XL-1 Blue Cells (Agilent) were used to propagate recombinant DNA vectors. BL21 (DE3) Star Cells (Thermo Fisher) were used for all bacterial protein expression. High five insect cells (Invitrogen) were used for all insect cell protein expression. HEK293 FlpIn-TRex cells (Invitrogen) cells were used to detect APC4 SUMOylation in vivo. U2OS cells with HIS10-SUMO2 stably integrated were used as described in Hendriks and Vertegaal., 2016b.

Method details

Expression and purification of recombinant human APC/C, MCC, and coactivators

Human APC/C was expressed using the baculovirus/insect cell system and purified as described (Zhang et al., 2013). In brief, the APC4 C terminus was fused with a TEV-cleavable StrepIIx2 tag and the entire complex was expressed in Hi5 cells for 48-72 h. Cells were re-suspended in APC/C wash buffer (50 mM Tris.HCl pH 8.0, 250 mM NaCl, 2 mM DTT and 5% glycerol) supplemented with 2 mM benzamidine, 1 mM EDTA, 0.1 mM PMSF, Complete EDTA-free protease inhibitor tablets (Roche) and benzonase. The APC/C was subsequently further purified using a Resource Q anion exchange column and by gel filtration into APC/C gel filtration buffer (20 mM HEPES pH 8.0, 150 mM NaCl and 0.2 mM TCEP). The MCC was purified as described (Alfieri et al., 2016). In brief, StrepIIx2 tagged BubR1 was co-expressed with Cdc20-MBP fusion, Mad2 and Bub3 and purified as described for APC/C above. Full length Cdh1 and Cdc20 were purified as described (Chang et al., 2015; Zhang et al., 2016).

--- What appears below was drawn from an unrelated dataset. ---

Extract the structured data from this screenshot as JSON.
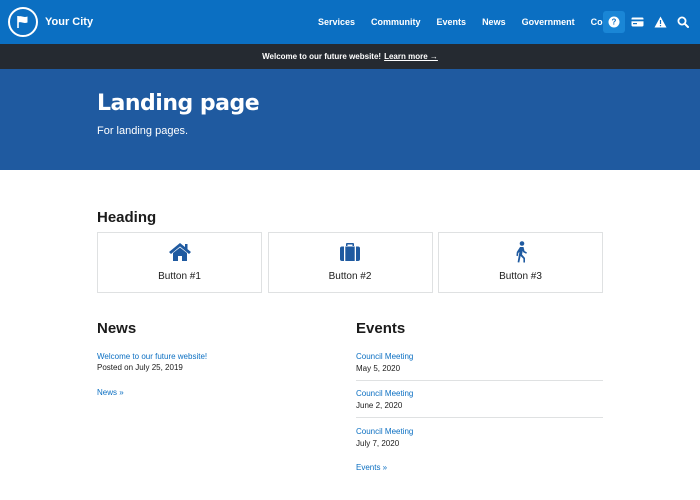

Expression and purification of SUMOylation and ubiquitination pathway proteins

SUMO constructs (SUMO-1, SUMO-2, SUMO-2ΔNTD, SUMO-1ΔNTD) were cloned into pETM11 as a fusion with TEV cleavable N-terminal 6xHis tag. Proteins were expressed in E. coli BL21 star cells at 18°C overnight. Proteins were purified in lysis buffer containing 50 mM Tris.HCl pH 7.5, 500 mM NaCl, 5% glycerol and 10 mM imidazole supplemented with PMSF and EDTA-free protease inhibitor cocktail using HiTRAP TALON (GE Healthcare) columns. The 6xHis tag was either cleaved overnight using TEV or retained for some SUMO-1 and SUMO-2 samples. Uncleaved 6xHis-SUMO-1 and 6xHis-SUMO-2 were further purified using gel filtration in APC/C gel filtration buffer (20 mM HEPES pH 8.0, 150 mM NaCl, 0.5 mM). Cleaved proteins were passed through a HiTRAP TALON (GE Healthcare) column again where the flow through was collected and proteins further purified using gel filtration in APC/C gel filtration buffer.

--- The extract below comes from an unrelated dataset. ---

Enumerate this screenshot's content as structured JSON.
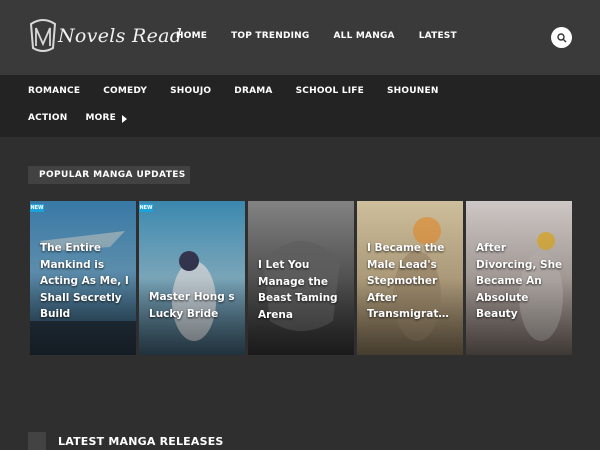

Uba2-Aos1, Ubc9 and UbcH5 (Ube2D3) were cloned into the pGEX6p1 vector as N-terminal GST-tag fusions. Both proteins were expressed in E. coli BL21 star cells at 18°C overnight. Cell pellets were resuspended in lysis buffer containing 50 mM Tris pH 7.5, 150 mM NaCl, 5% glycerol and supplemented with PMSF and Complete EDTA-free protease inhibitor cocktail (Roche) and purified using Glutathione Sepharose 4b (VWR). Proteins were eluted by GST-tag cleavage and further purified using gel filtration in APC/C gel filtration buffer.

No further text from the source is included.